Selain itu, amanat Menteri Keuangan agar Direktorat Jenderal Perbendaharaan melakukan pengawalan pencapaian output belanja, khususnya output strategis K/L melalui aktivitas monitoring dan konfirmasi data capaian output K/L. Untuk semakin mendorong kepatuhan dan kualitas data capaian output mulai dari tingkat Satker K/L, maka dinilai perlu untuk memasukkan indikator Konfirmasi Capaian Output dalam IKPA.
Dengan IKPA sebagai alat ukur kinerja atas K/L dalam mengelola anggarannya, maka diharapkan ketercapaian output dan tersedianya barang dan jasa pemerintah akan semakin terjamin dan berkualitas sehingga dampaknya terhadap pembangunan dan kesejahteraan dapat dirasakan oleh masyarakat secara optimal.
1.2. Kerangka dan Aspek Pengukuran
Kualitas pelaksanaan anggaran belanja K/L tercermin dari pola belanja yang dilakukan oleh Satker dalam mengeksekusi anggarannya sejak DIPA diterima sampai dengan seluruh transaksi keuangan dapat dipertanggungjawabkan dalam laporan keuangan. Keberhasilan Satker dalam melaksanakan anggarannya juga dapat dilihat dari sejauh mana alokasi anggaran yang tertuang dalam DIPA dapat terwujud menjadi output yang optimal baik dari sisi ketercapaian maupun sisi manfaatnya. Pengukuran kinerja pelaksanaan anggaran melalui IKPA secara ringkas tercermin dari suatu kerangka pengukuran sebagaimana pada gambar berikut:
Gambar Kerangka Pengukuran IKPA

Dalam konteks monitoring dan evaluasi pelaksanaan anggaran sesuai dengan PMK Nomor 195/PMK.05/2018 tentang Monitoring dan Evaluasi Pelaksanaan Anggaran Belanja Kementerian Negara/Lembaga, IKPA digunakan sebagai alat untuk mengukur kualitas kinerja pelaksanaan anggaran belanja K/L dari empat aspek, yaitu: kesesuaian dengan perencanaan, kepatuhan terhadap regulasi, efektivitas, dan efisiensi pelaksanaan kegiatan, dan terbagi ke dalam 13 indikator yang memanfaatkan data transaksi pengelolaan keuangan yang dilakukan oleh Satker.

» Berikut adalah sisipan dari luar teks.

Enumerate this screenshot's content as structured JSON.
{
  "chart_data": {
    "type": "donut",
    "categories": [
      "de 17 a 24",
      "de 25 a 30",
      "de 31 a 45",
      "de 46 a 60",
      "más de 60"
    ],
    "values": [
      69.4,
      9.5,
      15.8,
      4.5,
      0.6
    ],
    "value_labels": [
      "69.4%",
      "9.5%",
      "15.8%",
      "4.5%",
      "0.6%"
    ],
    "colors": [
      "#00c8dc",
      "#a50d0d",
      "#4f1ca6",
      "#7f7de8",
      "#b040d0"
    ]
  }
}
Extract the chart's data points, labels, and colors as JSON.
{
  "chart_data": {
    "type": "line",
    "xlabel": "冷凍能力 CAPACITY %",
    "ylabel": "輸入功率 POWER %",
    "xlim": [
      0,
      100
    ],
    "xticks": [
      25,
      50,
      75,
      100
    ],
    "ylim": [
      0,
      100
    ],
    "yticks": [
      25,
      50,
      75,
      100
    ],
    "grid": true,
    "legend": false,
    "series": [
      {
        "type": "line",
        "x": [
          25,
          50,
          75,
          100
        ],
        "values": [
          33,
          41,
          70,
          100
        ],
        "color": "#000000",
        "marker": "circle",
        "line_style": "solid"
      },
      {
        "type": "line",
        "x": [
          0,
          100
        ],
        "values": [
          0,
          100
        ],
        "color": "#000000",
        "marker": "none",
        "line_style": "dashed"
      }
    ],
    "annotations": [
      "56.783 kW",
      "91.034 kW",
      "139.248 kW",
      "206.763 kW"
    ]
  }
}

Tabel Aspek Pengukuran dan Indikator Kinerja Pelaksanaan Anggaran
| Kesesuaian Perencanaan dan Pelaksanaan | Kepatuhan Terhadap Regulasi | Efektivitas Pelaksanaan Kegiatan | Efisiensi Pelaksanaan Kegiatan | | --- | --- | --- | --- | | (1) Revisi DIPA | (4) Data Kontrak | (8) Penyerapan Anggaran | (12) Kesalahan SPM | | (2) Deviasi Halaman III DIPA | (5) Pengelolaan Uang Persediaan | (9) Penyelesaian Tagihan | (13) Renkas | | (3) Pagu Minus | (6) LPJ Bendahara | (10) Konfirmasi Capaian Output | | | | (7) Dispensasi SPM | (11) Retur SP2D | |
Penjelasan lebih lanjut terhadap aspek pengukuran IKPA adalah sebagai berikut:
Aspek Kesesuaian antara Perencanaan dan Pelaksanaan, pada prinsipnya menekankan bahwa DIPA merupakan dokumen pelaksanaan anggaran sebagai suatu hasil akhir perencanaan yang telah ditetapkan oleh K/L sesuai rumusan RKA K/L pada tahun pengusulannya, sehingga pada tahun berjalan, kegiatan pada DIPA seharusnya telah siap untuk dilaksanakan dan dilakukan pencairan anggaran sesuai rencana tersebut. Oleh karena itu, terhadap substansi program, kegiatan, dan output pada DIPA hendaknya tidak ada perubahan maupun pergeseran dan dapat dilaksanakan secara konsisten. Untuk mengukur kinerja perencanaan yang baik maka dapat dilihat dari bagaimana Satker melaksanakan DIPA tersebut apakah sering direvisi, apakah terdapat ketidakkonsistenan antara rencana penarikan dana dengan realisasi anggarannya, maupun apakah terdapat pagu minus sebagai akibat kurangnya alokasi anggaran terhadap kebutuhan riil Satker.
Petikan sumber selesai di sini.